Beneath the paper blanket covering her knees, between her legs, the assault this time was unmistakable. Kanyok jolted back and saw Hadden’s face surface, bright red. She froze as he chattered nervously and performed what he told her was a breast exam. She texted her boyfriend. “Dr Hadden just licked my vagina,” she typed. “I’m shaking And freaked out.”
By the way, the breast exam seems to have been a frequent escape hatch for Hadden. These were two-handed, full-on naked fondling sessions, but they served to distract the patient from whatever he’d been doing below the waste.
Another incident:
She says that as she was lying on the examination table, Hadden rubbed his erect penis on her arm. Stunned and shaken, she told a receptionist that Hadden was a pervert. She recalls that the receptionist replied, “I know” and “I’m sorry.”
Now if I were a major university, I’d work fast — I need to protect the reputation of the college! I would fire that guy so fast, with cause, that he wouldn’t even have time to lick the doorknobs on the way out.

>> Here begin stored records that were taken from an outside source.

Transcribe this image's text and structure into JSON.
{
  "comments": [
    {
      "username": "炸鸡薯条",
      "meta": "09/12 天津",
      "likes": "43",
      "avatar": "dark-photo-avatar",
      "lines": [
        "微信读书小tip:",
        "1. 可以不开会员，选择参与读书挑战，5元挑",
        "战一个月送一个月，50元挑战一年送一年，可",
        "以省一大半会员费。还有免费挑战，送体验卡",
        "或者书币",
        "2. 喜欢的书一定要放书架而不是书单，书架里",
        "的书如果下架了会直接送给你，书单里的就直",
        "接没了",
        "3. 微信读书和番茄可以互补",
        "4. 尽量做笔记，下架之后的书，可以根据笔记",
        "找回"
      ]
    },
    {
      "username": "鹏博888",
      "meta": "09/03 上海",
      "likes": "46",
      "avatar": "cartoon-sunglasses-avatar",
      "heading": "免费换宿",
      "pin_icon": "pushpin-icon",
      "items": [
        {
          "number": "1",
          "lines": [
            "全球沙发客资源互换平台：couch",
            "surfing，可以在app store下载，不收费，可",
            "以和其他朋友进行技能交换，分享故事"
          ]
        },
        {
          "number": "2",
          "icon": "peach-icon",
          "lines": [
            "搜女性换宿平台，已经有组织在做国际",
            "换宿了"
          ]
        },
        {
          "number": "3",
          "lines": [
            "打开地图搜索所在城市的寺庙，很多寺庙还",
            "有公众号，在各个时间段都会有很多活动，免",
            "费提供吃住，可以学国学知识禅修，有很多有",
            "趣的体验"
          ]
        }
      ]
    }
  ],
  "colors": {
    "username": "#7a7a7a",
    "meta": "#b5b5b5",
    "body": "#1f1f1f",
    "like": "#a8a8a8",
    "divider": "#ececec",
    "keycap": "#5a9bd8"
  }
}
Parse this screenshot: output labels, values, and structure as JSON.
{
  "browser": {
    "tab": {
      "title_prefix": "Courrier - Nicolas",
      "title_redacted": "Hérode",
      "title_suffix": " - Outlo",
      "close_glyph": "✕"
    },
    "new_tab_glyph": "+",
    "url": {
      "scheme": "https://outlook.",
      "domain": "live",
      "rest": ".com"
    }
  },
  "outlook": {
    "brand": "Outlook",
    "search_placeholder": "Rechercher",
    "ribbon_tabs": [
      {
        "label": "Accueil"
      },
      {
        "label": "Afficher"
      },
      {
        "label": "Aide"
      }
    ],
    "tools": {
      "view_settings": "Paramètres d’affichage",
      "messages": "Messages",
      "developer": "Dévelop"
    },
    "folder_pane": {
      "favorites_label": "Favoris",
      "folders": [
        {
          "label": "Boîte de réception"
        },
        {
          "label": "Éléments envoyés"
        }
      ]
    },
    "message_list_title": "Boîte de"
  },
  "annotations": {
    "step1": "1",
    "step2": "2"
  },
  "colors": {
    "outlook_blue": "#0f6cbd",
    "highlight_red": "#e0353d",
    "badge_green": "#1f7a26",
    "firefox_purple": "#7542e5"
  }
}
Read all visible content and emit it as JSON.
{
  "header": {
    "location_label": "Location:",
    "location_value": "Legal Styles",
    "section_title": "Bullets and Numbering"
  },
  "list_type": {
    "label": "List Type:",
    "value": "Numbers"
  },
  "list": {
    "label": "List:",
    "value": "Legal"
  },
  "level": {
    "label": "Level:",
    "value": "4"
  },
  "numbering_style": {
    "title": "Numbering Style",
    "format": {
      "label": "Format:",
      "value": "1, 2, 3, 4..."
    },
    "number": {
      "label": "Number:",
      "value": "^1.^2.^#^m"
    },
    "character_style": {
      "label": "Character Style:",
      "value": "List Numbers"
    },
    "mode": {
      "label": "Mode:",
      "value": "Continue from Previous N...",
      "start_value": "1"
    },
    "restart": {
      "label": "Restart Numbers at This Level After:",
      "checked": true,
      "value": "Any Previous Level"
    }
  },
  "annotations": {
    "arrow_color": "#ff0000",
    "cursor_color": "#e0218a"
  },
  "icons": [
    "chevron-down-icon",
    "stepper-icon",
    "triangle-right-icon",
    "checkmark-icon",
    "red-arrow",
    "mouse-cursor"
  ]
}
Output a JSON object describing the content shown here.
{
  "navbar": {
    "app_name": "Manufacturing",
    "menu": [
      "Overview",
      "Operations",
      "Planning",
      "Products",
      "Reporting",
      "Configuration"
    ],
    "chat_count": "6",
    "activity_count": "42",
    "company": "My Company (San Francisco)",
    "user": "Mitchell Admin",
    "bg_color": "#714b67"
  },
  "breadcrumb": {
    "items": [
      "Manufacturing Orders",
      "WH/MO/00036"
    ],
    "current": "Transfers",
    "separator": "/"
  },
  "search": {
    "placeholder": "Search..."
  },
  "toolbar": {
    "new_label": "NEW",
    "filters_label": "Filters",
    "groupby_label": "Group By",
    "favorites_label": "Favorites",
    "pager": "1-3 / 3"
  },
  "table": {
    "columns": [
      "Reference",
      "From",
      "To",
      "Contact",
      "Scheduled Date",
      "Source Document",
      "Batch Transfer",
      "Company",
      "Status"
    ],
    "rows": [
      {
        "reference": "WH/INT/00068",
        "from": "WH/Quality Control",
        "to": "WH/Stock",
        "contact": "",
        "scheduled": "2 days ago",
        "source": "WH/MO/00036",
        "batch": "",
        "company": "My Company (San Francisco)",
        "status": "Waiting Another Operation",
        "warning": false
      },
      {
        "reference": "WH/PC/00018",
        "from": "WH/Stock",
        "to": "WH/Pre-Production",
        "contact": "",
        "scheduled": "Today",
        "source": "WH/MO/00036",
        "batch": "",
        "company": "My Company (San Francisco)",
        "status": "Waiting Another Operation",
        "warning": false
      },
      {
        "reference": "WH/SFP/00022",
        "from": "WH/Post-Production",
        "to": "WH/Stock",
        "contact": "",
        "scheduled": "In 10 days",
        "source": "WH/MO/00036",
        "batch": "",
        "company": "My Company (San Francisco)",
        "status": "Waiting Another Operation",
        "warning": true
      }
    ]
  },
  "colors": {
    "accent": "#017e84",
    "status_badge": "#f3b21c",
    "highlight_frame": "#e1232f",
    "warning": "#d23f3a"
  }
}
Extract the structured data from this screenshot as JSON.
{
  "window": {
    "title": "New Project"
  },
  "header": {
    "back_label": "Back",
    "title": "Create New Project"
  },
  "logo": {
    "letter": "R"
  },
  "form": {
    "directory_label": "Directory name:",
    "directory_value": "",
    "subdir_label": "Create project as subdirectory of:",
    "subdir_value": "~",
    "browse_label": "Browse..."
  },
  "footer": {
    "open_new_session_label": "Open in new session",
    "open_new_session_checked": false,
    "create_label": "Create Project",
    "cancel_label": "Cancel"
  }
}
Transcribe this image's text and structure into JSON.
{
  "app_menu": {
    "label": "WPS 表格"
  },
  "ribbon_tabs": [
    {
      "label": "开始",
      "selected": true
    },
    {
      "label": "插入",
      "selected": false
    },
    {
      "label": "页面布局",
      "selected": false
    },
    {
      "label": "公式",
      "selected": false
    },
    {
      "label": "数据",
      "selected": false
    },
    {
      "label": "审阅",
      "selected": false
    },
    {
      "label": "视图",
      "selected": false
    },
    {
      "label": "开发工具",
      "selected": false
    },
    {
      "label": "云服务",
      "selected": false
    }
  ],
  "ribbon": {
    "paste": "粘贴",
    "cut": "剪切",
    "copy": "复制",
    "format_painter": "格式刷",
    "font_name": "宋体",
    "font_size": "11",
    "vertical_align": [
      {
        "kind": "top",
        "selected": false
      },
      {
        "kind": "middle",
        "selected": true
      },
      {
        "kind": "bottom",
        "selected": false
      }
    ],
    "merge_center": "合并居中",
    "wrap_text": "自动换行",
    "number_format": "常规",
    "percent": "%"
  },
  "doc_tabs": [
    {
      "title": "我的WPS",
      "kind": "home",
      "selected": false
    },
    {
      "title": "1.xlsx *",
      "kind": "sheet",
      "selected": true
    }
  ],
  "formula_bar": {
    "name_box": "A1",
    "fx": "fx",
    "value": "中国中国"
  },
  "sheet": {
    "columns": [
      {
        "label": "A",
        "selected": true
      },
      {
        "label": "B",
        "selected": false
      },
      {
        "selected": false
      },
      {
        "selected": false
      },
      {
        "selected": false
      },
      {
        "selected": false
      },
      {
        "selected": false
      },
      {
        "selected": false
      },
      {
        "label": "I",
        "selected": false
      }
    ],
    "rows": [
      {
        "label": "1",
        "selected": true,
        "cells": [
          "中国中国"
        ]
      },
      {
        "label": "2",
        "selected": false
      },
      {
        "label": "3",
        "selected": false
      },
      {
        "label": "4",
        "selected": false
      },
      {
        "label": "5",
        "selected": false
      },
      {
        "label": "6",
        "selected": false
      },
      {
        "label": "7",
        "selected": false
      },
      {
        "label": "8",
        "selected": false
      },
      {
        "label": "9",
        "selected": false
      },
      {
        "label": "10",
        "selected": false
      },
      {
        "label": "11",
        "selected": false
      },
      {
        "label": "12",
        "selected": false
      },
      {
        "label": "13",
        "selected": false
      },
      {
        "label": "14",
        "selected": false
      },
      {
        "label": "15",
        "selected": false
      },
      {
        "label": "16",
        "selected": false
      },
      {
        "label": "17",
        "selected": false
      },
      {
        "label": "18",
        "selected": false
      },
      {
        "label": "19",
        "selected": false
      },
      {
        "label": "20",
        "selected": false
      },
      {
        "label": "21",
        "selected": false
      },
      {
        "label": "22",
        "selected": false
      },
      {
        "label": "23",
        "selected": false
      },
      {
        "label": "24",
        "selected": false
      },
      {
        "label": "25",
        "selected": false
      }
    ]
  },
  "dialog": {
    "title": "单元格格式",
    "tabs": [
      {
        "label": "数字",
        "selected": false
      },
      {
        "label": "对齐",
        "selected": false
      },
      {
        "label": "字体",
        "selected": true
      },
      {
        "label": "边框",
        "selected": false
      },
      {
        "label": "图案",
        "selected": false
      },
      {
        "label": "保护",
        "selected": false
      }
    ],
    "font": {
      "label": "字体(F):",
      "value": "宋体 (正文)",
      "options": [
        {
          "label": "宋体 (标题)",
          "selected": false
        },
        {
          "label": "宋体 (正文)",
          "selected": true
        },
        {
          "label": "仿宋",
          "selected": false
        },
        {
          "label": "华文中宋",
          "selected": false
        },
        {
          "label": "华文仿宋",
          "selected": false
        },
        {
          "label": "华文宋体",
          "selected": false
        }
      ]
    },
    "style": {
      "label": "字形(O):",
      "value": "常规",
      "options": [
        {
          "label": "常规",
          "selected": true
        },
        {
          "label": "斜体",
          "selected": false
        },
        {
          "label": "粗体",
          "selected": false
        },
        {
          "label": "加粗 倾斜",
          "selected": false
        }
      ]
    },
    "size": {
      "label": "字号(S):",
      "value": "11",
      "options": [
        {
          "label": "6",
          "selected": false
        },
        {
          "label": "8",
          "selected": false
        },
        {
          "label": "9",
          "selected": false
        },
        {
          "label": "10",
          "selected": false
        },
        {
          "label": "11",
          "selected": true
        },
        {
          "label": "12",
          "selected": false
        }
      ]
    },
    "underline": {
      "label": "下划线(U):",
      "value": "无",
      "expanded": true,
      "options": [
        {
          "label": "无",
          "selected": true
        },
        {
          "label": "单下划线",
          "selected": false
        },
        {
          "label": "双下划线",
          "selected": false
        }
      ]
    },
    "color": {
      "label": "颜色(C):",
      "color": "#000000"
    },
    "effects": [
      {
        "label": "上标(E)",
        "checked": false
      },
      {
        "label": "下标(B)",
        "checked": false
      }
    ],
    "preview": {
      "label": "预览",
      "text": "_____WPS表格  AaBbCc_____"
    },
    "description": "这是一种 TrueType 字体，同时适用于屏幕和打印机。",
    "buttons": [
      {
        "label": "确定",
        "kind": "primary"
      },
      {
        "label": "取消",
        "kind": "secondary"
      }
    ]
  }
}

Not Columbia University! They were so concerned about their reputation that they buried the incident, all of the incidents, for 20 years. He was out there practicing pervert’s version of gynecology under Columbia’s imprimatur for decades, while the university hid all these abuses over and over. Once a patient called the cops on him, had him arrested, and a few days after he was released from jail, and the university put him back to work licking and fondling young women.
Eventually, the law caught up with this predator. He and the university were prosecuted, and Hadden got a 20 year prison sentence while Columbia was served with a $71.5 million settlement to 79 victims.
So how did that strategy to protect your reputation work out, Columbia?